Kiyoshi Kurosawa

I laughed at this review of Kiyoshi Kurosawa's movie Creepy on Letterboxd:

I miss the old Kiyoshi. The can't-be-sold Kiyoshi. Back in the fold Kiyoshi. That was the bold Kiyoshi. Remember Cure Kiyoshi? That wasn't your Kiyoshi? 'Cause that was my Kiyoshi. Damn, that was fly, Kiyoshi! You came with Kairo, Kiyoshi. That shit was fire, Kiyoshi! Even Bright Future Kiyoshi, that ill repute Kiyoshi. I dug it all, Kiyoshi. So why'd you stall, Kiyoshi? And then that Journey to the Shore? You got some gall, Kiyoshi!
 
I miss the real Kiyoshi. I miss the real Kiyoshi. The danger you can't see but you can feel Kiyoshi. Stain on the wall Kiyoshi. Man, that was all Kiyoshi. Remember jellyfishin' mesmerism baller Kiyoshi?
 

Click through to read the rest. Letterboxd doesn't seem to have a large audience, and the site is still sluggish, but it's gathered what feels like the last of the cinephiles in a cozy little commune. Whereas many still turn to Rotten Tomatoes or Metacritic to make filmgoing decisions, I'm far more reliant on reviews from folks I follow on Letterboxd.
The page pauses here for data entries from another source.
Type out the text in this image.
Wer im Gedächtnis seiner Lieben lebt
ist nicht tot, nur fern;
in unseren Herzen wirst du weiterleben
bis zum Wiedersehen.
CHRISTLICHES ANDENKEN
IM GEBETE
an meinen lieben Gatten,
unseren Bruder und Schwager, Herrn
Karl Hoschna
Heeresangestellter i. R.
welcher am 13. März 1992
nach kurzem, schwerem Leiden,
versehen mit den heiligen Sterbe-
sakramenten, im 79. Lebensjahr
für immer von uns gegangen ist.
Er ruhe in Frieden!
Having watched over 3,000 movies in my life, I now crave both narrative and formal novelty much more than I used to, and the average mainstream film has lost a lot of its appeal. I still love to sit in a darkened theater, alone with just the image on the screen. True, there are only so many plots, but how the movies choose to shoot them can also do with constant renewal. A quick scan of ratings and reviews on Letterboxd is a far more reliable gauge to locating the type of movie I'm likely to enjoy at this stage in my life. In the area of aesthetic evaluation, score a small victory for niche-community-based reviews over the professional critic community (what little of the latter remains) or over algorithms like Netflix recommendations.

I'm a Kiyoshi Kurosawa fan, but I've yet to see Creepy. I'll always have a sentimental attachment to Kurosawa because his movie Cure was really the first movie I remember seeing at a film festival, at the Seattle International Film Festival way back in 2001 (?). It is creepy and sublime and a great introduction to his techniques for building dread. When I think of his movies I think of suspense built out in a single shot, usually a long or medium shot, with no cuts, as if the other more famous Kurosawa had decided to venture into horror and suspense. Kiyoshi Kurosawa would make an interesting VR director.

You see a Kurosawa scene playing out almost as if shot with a camcorder pointed out a mundane scene from everyday life, and then, bit by bit, you spot it. Evil. Uncoiling almost casually, camouflaged because it moves at the same pace as everyday life. It's what I think of as his signature style, a way to locate the horror hiding in plain sight amidst the seeming order of everyday Japanese life. I've only seen Cure that one time at SIFF and yet I can still picture some of the scenes, the mise-en-scene was so striking.

If you're a fan of Se7en or No Country For Old Men, give Cure a spin. I deliberately chose two very famous movies, though they are formally very distinct from Kurosawa's style, because they rhyme thematically. They inspired, in me, a claustrophobic sense of dread. The most terrifying evil is the one that can't be explained, can't be understood. In confronting it you look into the abyss.